Authentic documents with false content. A real Chase statement from a real Chase account belonging to someone else does not trigger any structural marker. Identity verification is the layer that catches this.

Statements pulled from a third party with the applicant’s consent. Documents pulled through Plaid Asset Report and re-emitted as PDF carry Plaid’s producer string. The verdict is intact or inconclusive depending on the export path, and either is consistent with a legitimate Plaid pull.
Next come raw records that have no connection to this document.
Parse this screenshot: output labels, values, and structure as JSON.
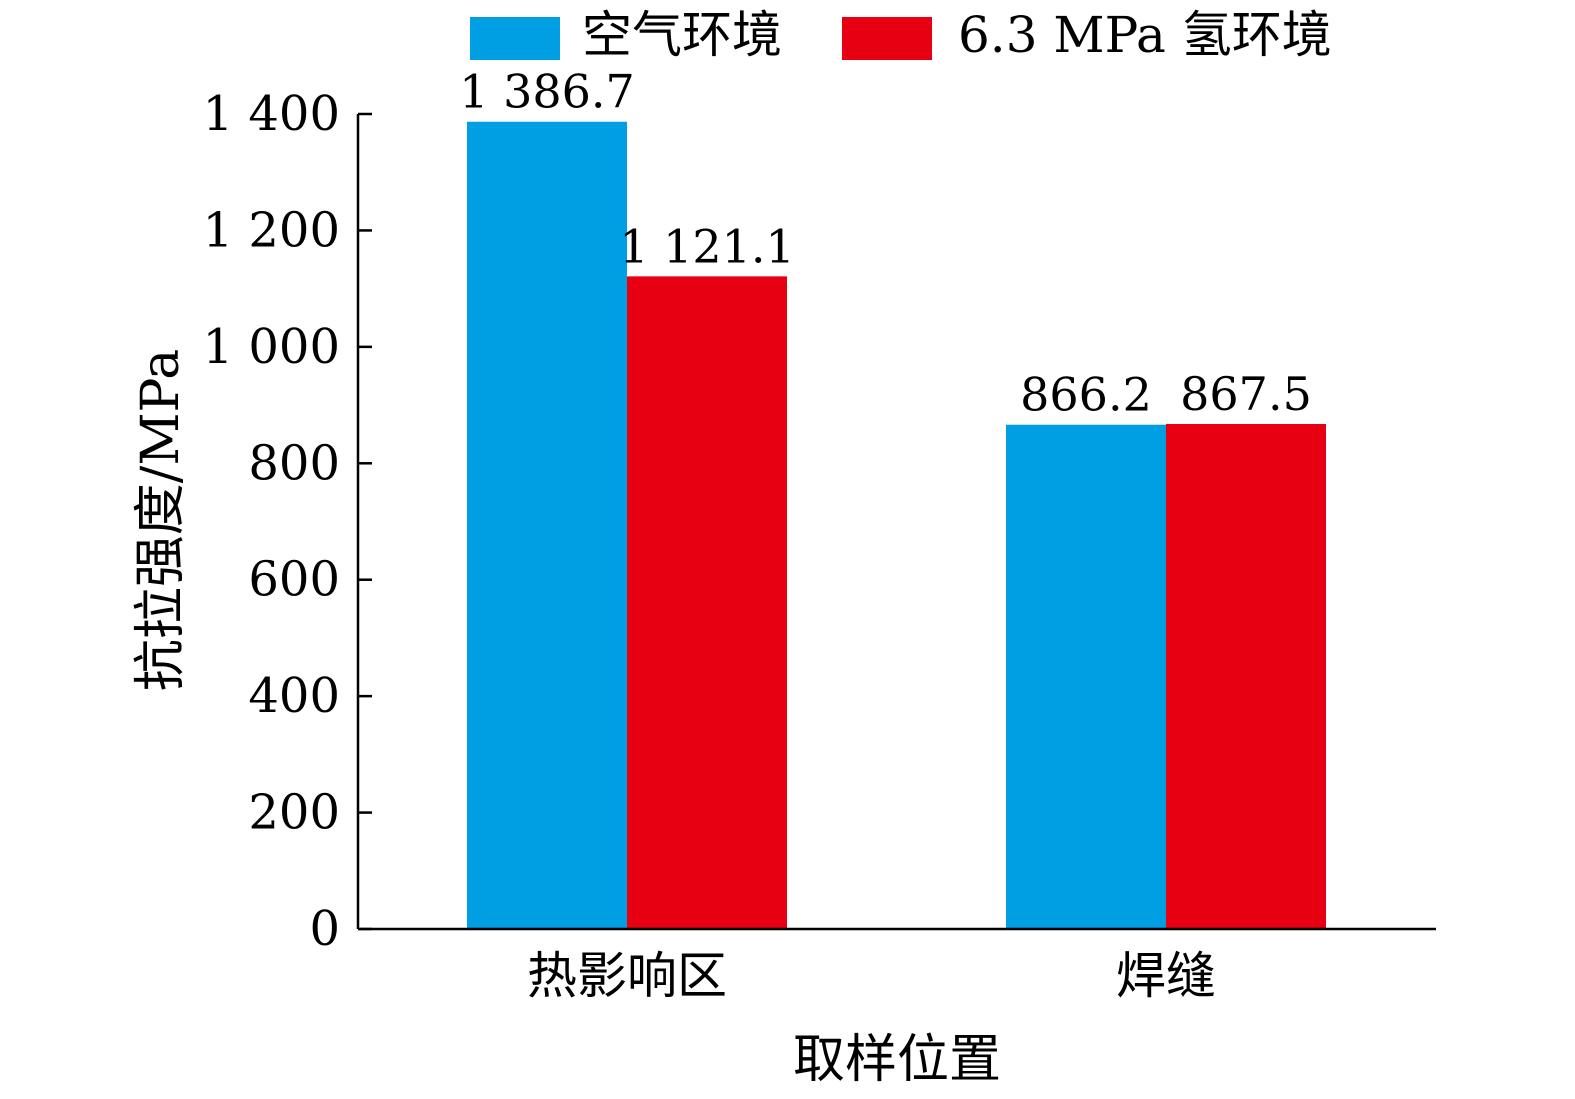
{
  "chart_data": {
    "type": "bar",
    "title": "",
    "xlabel": "取样位置",
    "ylabel": "抗拉强度/MPa",
    "categories": [
      "热影响区",
      "焊缝"
    ],
    "series": [
      {
        "name": "空气环境",
        "color": "#009FE3",
        "values": [
          1386.7,
          866.2
        ],
        "labels": [
          "1 386.7",
          "866.2"
        ]
      },
      {
        "name": "6.3 MPa 氢环境",
        "color": "#E60012",
        "values": [
          1121.1,
          867.5
        ],
        "labels": [
          "1 121.1",
          "867.5"
        ]
      }
    ],
    "ylim": [
      0,
      1400
    ],
    "yticks": [
      {
        "value": 0,
        "label": "0"
      },
      {
        "value": 200,
        "label": "200"
      },
      {
        "value": 400,
        "label": "400"
      },
      {
        "value": 600,
        "label": "600"
      },
      {
        "value": 800,
        "label": "800"
      },
      {
        "value": 1000,
        "label": "1 000"
      },
      {
        "value": 1200,
        "label": "1 200"
      },
      {
        "value": 1400,
        "label": "1 400"
      }
    ],
    "grid": false,
    "legend_position": "top"
  }
}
The frame to give your trust-and-safety team: structural forensics catches the careless and middle-tier fraudster (a large share of practical document-fraud cases), Plaid catches the careful fraudster who consents to a real-account check (and the careful fraudster who doesn’t consent is the signal in itself), and identity verification catches the synthetic-identity case. Three layers, three different failure modes.

Who This Article Is For

Product or trust-and-safety leaders at tenant screening platforms processing more than 5,000 applicant documents a month who are looking to either add a document-fraud layer for the first time or augment an existing OCR/visual-AI pipeline with a structural signal. If you are at a platform that processes fewer than 5,000 documents a month, the self-serve Starter or Growth tier covers your volume without a sales conversation.
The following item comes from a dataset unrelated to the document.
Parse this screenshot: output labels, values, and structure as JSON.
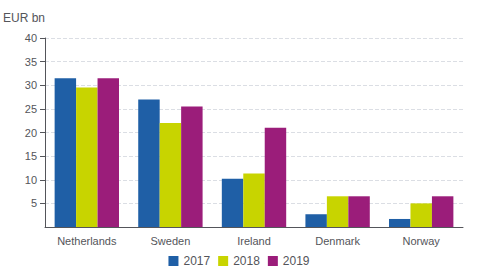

If you are a single landlord or property manager rather than a SaaS, the companion piece on rental application bank statement fraud covers the same forensic signals from the operator’s seat instead of the platform’s.

FAQ

How is this different from visual-AI tools like Snappt?

Visual-AI tools in this category are generally described as image-based systems that flag pixel-level inconsistencies introduced by editing operations. HTPBE? is a structural-bytes layer that reads the PDF’s internal file structure and detects post-creation modification through the file’s xref table, producer chain, and metadata layers. The two approaches address overlapping but distinct fraud patterns, and stacks that need broad coverage typically run both. Specific vendor capabilities and roadmaps differ — only the vendor can speak authoritatively to their own product.

Can I test it on real documents without a contract?

Yes. The web tool at htpbe.tech accepts any PDF up to 10 MB without signup. The free API tier lets you run integration tests against the production endpoint with a test key before committing. Live keys with paid quota are self-serve from $15/month.

What about pay stubs and offer letters?

The same structural markers apply. Pay stubs from major payroll processors (ADP, Gusto, Paychex, Workday) have a recognisable institutional structure; a pay stub that claims ADP origin but presents as a Word document is a strong signal. Offer letters are softer because the legitimate variation in HR document tooling is wider, but post-creation editing markers still fire when an offer letter is opened and re-saved.

How does it handle the legitimate-but-flagged cases?

Structural forensics returns a verdict and named markers, not a decision. The platform’s decision layer is where the policy lives. For cases where the marker is consistent with a legitimate edge case (mobile-app export, accounting-software re-export, corporate DMS), the recommended pattern is to escalate to an alternative income-verification path — Plaid connect or a re-upload from the bank’s direct email — rather than to auto-decline. This helps keep false-decline risk lower and keeps the policy defensible.